Der neue Bundestag hat am Dienstag seine Arbeit aufgenommen und den CDU-Abgeordneten Norbert Lammert zum neuen Parlamentspräsidenten gewählt. Lammert ist damit nach Bundespräsident Horst Köhler protokollarisch der zweite Mann im Staate.

Berlin. Er betonte in seiner Antrittsrede die Bedeutung und das Selbstbewußtsein des Parlaments. Union und SPD setzten gegen die Stimmen aller Oppositionsparteien durch, daß Lammert insgesamt sechs Vizepräsidenten zur Seite stehen, davon zwei von der SPD.
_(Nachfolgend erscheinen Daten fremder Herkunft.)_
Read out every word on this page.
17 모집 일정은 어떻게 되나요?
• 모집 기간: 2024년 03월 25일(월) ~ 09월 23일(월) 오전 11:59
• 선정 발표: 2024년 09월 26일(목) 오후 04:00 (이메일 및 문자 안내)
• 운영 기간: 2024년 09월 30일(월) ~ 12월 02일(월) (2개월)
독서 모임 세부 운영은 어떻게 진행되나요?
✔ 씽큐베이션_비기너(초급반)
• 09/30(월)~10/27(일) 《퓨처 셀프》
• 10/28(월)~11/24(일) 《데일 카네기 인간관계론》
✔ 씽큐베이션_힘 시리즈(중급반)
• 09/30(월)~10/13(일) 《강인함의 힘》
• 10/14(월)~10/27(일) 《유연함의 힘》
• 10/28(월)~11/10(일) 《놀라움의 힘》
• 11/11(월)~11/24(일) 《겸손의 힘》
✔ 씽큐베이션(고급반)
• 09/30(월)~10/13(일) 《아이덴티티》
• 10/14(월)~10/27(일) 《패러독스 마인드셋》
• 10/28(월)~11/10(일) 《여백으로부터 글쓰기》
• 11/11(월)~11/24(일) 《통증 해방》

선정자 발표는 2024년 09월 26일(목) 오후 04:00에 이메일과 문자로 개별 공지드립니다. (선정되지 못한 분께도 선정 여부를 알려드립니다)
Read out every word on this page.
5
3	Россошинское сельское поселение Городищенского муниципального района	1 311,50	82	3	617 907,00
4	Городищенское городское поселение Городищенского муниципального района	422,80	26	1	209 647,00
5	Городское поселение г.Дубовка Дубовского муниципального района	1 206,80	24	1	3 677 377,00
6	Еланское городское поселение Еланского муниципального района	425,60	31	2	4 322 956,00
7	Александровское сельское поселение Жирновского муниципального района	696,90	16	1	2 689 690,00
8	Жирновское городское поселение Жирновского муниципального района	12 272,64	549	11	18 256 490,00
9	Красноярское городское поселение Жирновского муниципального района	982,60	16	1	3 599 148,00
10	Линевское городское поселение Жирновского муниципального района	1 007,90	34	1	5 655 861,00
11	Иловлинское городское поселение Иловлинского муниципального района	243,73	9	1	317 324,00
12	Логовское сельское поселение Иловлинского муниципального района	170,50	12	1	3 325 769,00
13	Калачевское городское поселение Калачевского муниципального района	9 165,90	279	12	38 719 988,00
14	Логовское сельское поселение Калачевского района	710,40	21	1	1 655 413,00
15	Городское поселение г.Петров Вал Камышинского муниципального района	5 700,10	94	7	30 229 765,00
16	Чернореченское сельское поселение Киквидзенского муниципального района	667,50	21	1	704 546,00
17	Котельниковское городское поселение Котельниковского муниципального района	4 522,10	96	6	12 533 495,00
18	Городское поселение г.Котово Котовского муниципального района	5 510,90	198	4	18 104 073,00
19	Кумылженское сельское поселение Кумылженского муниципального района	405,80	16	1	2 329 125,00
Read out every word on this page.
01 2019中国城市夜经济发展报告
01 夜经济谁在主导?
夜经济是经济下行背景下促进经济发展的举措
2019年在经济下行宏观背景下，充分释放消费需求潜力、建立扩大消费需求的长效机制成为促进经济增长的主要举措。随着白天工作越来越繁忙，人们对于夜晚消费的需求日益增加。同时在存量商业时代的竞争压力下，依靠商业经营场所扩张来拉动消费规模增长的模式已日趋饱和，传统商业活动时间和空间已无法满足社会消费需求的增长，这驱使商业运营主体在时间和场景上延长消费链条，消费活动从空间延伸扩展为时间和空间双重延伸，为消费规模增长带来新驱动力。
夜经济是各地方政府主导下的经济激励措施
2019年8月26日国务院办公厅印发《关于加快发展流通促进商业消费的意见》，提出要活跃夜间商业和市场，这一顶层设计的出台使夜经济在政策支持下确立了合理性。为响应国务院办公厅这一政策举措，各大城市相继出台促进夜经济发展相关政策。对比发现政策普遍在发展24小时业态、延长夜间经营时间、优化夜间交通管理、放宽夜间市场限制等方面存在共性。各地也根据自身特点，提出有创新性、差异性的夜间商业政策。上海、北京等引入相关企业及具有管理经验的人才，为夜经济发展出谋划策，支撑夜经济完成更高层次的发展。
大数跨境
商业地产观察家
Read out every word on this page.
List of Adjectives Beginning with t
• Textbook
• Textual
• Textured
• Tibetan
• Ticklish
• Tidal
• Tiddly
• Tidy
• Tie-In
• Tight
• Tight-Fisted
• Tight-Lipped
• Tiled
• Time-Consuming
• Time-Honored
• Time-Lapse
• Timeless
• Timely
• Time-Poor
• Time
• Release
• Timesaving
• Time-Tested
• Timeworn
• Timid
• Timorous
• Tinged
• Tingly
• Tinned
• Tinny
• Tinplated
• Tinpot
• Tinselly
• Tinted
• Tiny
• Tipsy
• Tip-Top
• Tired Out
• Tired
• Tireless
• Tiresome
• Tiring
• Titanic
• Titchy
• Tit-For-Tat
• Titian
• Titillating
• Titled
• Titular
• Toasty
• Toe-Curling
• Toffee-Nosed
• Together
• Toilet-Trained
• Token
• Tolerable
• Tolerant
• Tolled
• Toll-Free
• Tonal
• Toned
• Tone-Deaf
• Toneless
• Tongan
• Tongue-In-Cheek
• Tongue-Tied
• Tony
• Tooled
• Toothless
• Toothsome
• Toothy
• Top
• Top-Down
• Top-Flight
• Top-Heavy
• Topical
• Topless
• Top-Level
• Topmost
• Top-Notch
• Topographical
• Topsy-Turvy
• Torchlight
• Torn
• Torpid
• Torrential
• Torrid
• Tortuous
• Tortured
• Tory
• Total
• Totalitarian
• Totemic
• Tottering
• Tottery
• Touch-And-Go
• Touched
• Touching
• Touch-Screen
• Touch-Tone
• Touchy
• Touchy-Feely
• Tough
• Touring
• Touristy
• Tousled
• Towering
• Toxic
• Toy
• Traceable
Lammert erhielt mit 93,1 Prozent der Stimmen das zweitbeste Ergebnis seit 1949. Hermann Ehlers kam 1953 auf 93,2 Prozent. Um die Zahl der Vizepräsidenten gab es danach eine erregte Debatte. Union und SPD setzten aber durch, erstmals sechs statt bisher fünf Vizepräsidenten einzusetzen. Beide hatten in den Vorgesprächen zur großen Koalition ausgehandelt, daß die SPD zwei Stellvertreter stellen darf. Die Opposition hatte dies für unnötig gehalten und die Kosten beklagt.

Lammert sagte nach seiner Wahl, er sei "überwältigt, geradezu erschüttert von dem Vertrauensvorschuß." Gerade angesichts der geplanten großen Koalition rief er die Abgeordneten zu Selbstbewußtsein auf. "Der Bundestag ist nicht Vollzugsorgan der Bundesregierung, sondern umgekehrt sein Auftraggeber", betonte der CDU-Politiker. Gleichzeitig forderte Lammert, der Politikverdrossenheit in Deutschland entgegenzuwirken. Weder Parteien, noch das Parlament seien auf "der Höhe ihres Ansehens", sagte er. "Das müssen wir ernst nehmen und aufarbeiten."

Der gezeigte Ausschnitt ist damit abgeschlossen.